We obtained a significant relationship between SV and dyslipidemia only in subjects with new diagnosed hypertension not yet reported in the literature. However, the relationship seems to be present, albeit non-significantly, even in long-lasting hypertensive patients (compensated), although a greater number of subjects is required to verify this link. Hypertension rarely occurs on its own and often clusters with other cardiovascular risk factors such as dyslipidemia and glucose intolerance producing a multiplicative risk effect.
Furthermore, no association between SV and diabetes mellitus was found, even if [12] underlined that in diabetic subject the most frequent abnormalities were lingual varicosity and that the prevalence of oral abnormalities may be the reflection of the different physiological behaviors of the two clinical types of diabetes. Our results could be justified by the limited number of subjects presenting diabetes.
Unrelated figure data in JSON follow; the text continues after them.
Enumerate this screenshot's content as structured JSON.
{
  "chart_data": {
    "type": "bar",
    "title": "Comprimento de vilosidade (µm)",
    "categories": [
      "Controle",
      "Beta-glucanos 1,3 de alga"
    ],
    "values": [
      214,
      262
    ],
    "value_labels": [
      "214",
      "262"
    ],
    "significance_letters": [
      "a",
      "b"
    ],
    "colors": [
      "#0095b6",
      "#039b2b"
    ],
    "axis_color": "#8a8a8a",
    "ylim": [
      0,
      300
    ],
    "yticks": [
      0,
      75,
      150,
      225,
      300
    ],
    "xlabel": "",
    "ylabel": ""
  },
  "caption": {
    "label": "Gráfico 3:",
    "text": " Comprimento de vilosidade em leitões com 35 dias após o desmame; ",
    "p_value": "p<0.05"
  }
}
Finally, for the first time in the literature, we found that obesity and antihypertensive therapy showed no relation with the presence of SV, probably a better stratification of obesity would be appropriate.
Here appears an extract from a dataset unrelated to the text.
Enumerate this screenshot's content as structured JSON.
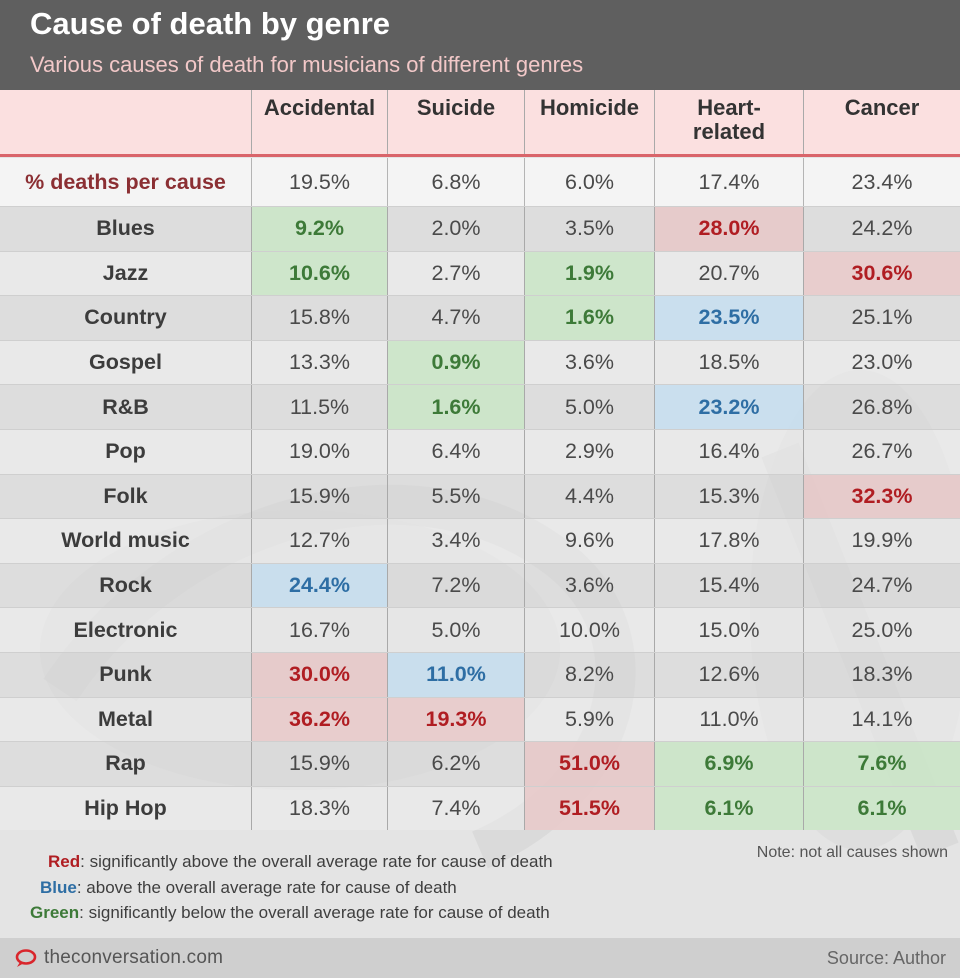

In order to identify subjects with and without SV, we applied a machine-learning algorithm based on the CART method. By using stepwise regression, only three parameters were identified as input of the algorithm: age, pressure clinical condition and presence of antihypertensive therapy. The resulting tree classifiers (Fig. 3) presented a high SV specificity, i.e. a high probability to predict correctly the absence of SV, a low sensitivity, i.e. a low ability to predict correctly the presence of SV as well as good accuracy (75%) and AUC (67%). The proposed technique demonstrates the powerful capability of some risk factors and of CART technique in differentiating subjects with and without SV. However, despite a good accuracy, the parameters considered are not sufficient to predict with high sensitivity subjects with SV, thus it will be necessary to identify other factors to take into consideration such as hypertension-mediated organ damage indexes, extracted from ECG, echocardiography, echo color-doppler of carotid, CT or MR brain examination.